A. An examination of a woman’s vagina and cervix vagina and cervix using a special instrument with a light source and magnifying lenses using a colposcope. It allows your health care provider to see the cervix and vagina for cancer and abnormal areas that may become cancer. The procedure takes about 15-30 minutes and doesn’t require anesthesia.
Q. What is it used for?
A. To check for cervical cancer or precancerous changes after you’ve had an abnormal Pap test, or as a follow-up to view an abnormal area seen during an earlier exam. During this exam, your health care provider can remove a sample of tissue from the cervix for testing, called a biopsy.
A. Don’t take aspirin for about a week before the procedure. Don’t douche or use vaginal creams or medications the day before the procedure. Because you will need to remove your clothing from the waist down, try to wear a two-piece outfit with slacks or a skirt. Also, because you might have a very small amount of bleeding from the procedure, or if you had a biopsy, from that, so bring a sanitary pad to wear afterwards.
Be sure to tell your health care provider about all the medications you take. Also, it is very important to let your health care provider know if you’re pregnant. Don’t stop using birth control before the procedure.

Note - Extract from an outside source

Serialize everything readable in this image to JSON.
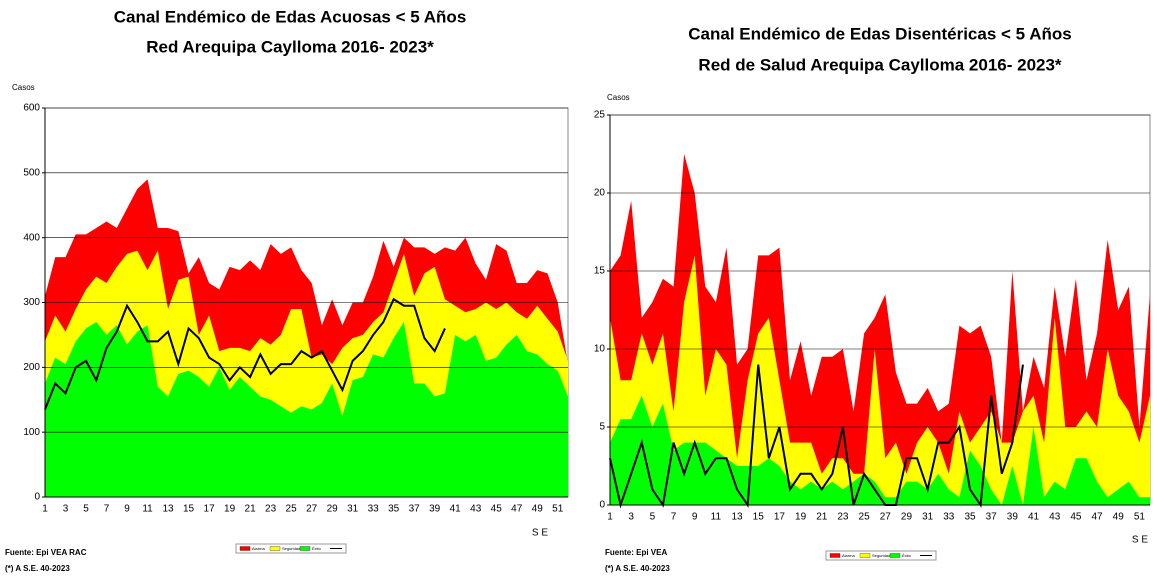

Because your period may make it more difficult to see inside the vagina, try to plan having the procedure when you’re not having your period. If your period starts and you know you will still be bleeding the day of the procedure, then call your health care provider.
Q. How is it done?
A. Remove your clothing from the waist down. Cover yourself with the drape from the waist down. You will lie on your back on the exam table or chair with legs spread, knees bent, and heels placed in stirrups. A lubricated instrument, called a speculum, will be inserted into your vagina (like when you get a Pap test). Sometimes, the vagina and cervix will be rinsed with a vinegar or iodine solution to make abnormal areas easier to see.

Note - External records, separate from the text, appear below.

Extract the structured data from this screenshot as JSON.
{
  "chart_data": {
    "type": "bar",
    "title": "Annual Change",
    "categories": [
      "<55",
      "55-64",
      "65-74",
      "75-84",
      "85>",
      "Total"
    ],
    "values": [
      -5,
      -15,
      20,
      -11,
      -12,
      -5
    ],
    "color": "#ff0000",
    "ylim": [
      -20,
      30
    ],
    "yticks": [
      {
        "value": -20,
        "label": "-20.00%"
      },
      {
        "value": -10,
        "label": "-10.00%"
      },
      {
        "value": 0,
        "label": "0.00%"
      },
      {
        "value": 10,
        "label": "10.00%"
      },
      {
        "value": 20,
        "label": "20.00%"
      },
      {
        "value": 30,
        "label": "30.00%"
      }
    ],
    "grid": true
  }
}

The colposcope (it looks like a microscope’s eye pieces) will be moved close to the outside of your body, and your health care provider will look through it at your cervix and vagina. Sometimes pictures may be taken, and sometimes a computer screen will be positioned so you can see what the provider is seeing and doing. If necessary, a small piece of tissue, called a biopsy, will be removed from an area that looks abnormal. It will feel like a little bee sting, and may cause some temporary mild cramping or a little discomfort. If you take over-the-counter Ibuprofen before the procedure (or Advil or Motrin), it may help cut down on any discomfort.

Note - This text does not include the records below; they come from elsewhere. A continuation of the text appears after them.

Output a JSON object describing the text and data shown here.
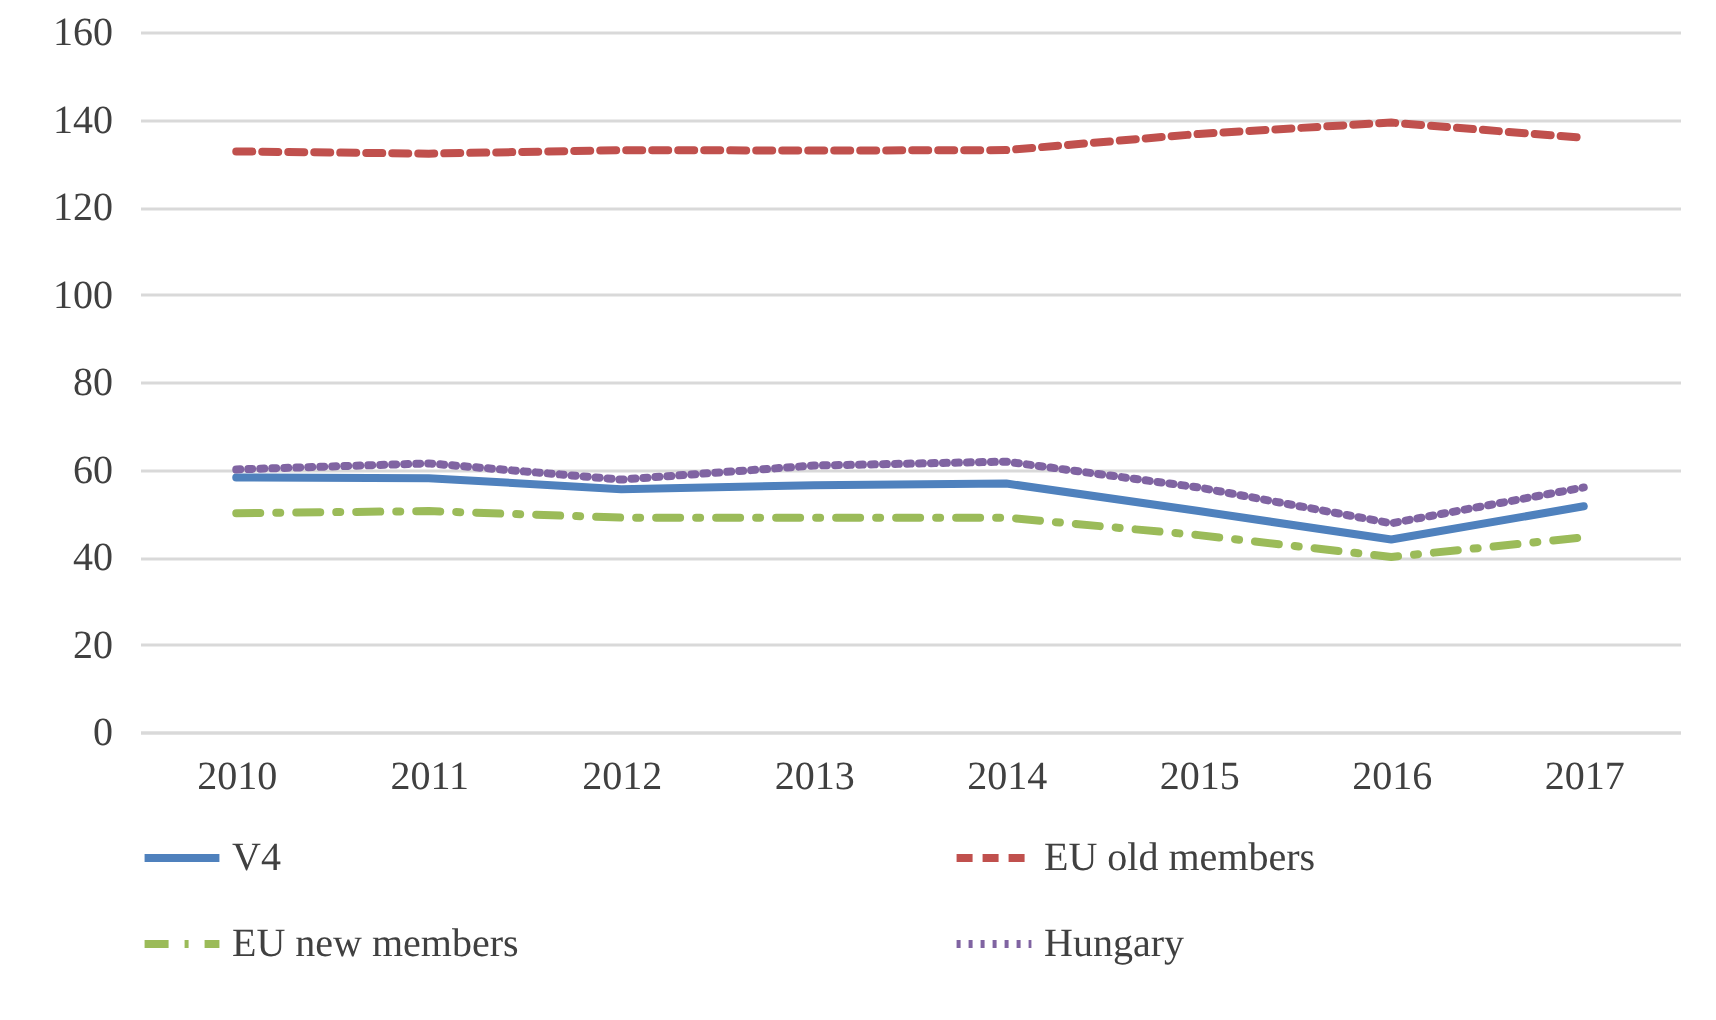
{
  "chart_data": {
    "type": "line",
    "categories": [
      "2010",
      "2011",
      "2012",
      "2013",
      "2014",
      "2015",
      "2016",
      "2017"
    ],
    "series": [
      {
        "name": "V4",
        "color": "#4f81bd",
        "line_style": "solid",
        "values": [
          58.2,
          58,
          55.5,
          56.4,
          56.8,
          50.5,
          44,
          51.6
        ]
      },
      {
        "name": "EU old members",
        "color": "#c0504d",
        "line_style": "dashed",
        "values": [
          132.7,
          132.2,
          133,
          132.9,
          133,
          136.7,
          139.3,
          135.8
        ]
      },
      {
        "name": "EU new members",
        "color": "#9bbb59",
        "line_style": "dashdot",
        "values": [
          50,
          50.5,
          49,
          49,
          49,
          45,
          40,
          44.5
        ]
      },
      {
        "name": "Hungary",
        "color": "#8064a2",
        "line_style": "dotted",
        "values": [
          60,
          61.4,
          57.7,
          60.9,
          61.8,
          55.9,
          47.7,
          55.9
        ]
      }
    ],
    "ylim": [
      0,
      160
    ],
    "yticks": [
      0,
      20,
      40,
      60,
      80,
      100,
      120,
      140,
      160
    ],
    "grid": "y",
    "legend": "bottom",
    "marker": "none"
  }
}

The tissue removed will be sent to the lab’s pathologist for examination, and the health care provider should have the results in about 1-2 weeks.
Q. Follow Up
A. You can return to all of your normal activities right away, that same day. Most health care providers recommend not having sex for at least 1-2 weeks, or if you’re bleeding, until the bleeding stops.
If you had a biopsy, you may have mild bleeding but should have little or no pain. Call your health care provider for your results if you haven’t heard anything in 2 weeks. Keep in mind additional treatment may be necessary, especially if anything abnormal is found.
A. There is a very small risk of infection or heavy bleeding, but generally it is a safe and painless procedure.
Q. When to call a professional
A. Call right away if vaginal bleeding becomes heavy (using 1-2 pads every 2 hours or less). Call if you have pelvic pain or discomfort, fever or a discolored and foul-smelling discharge.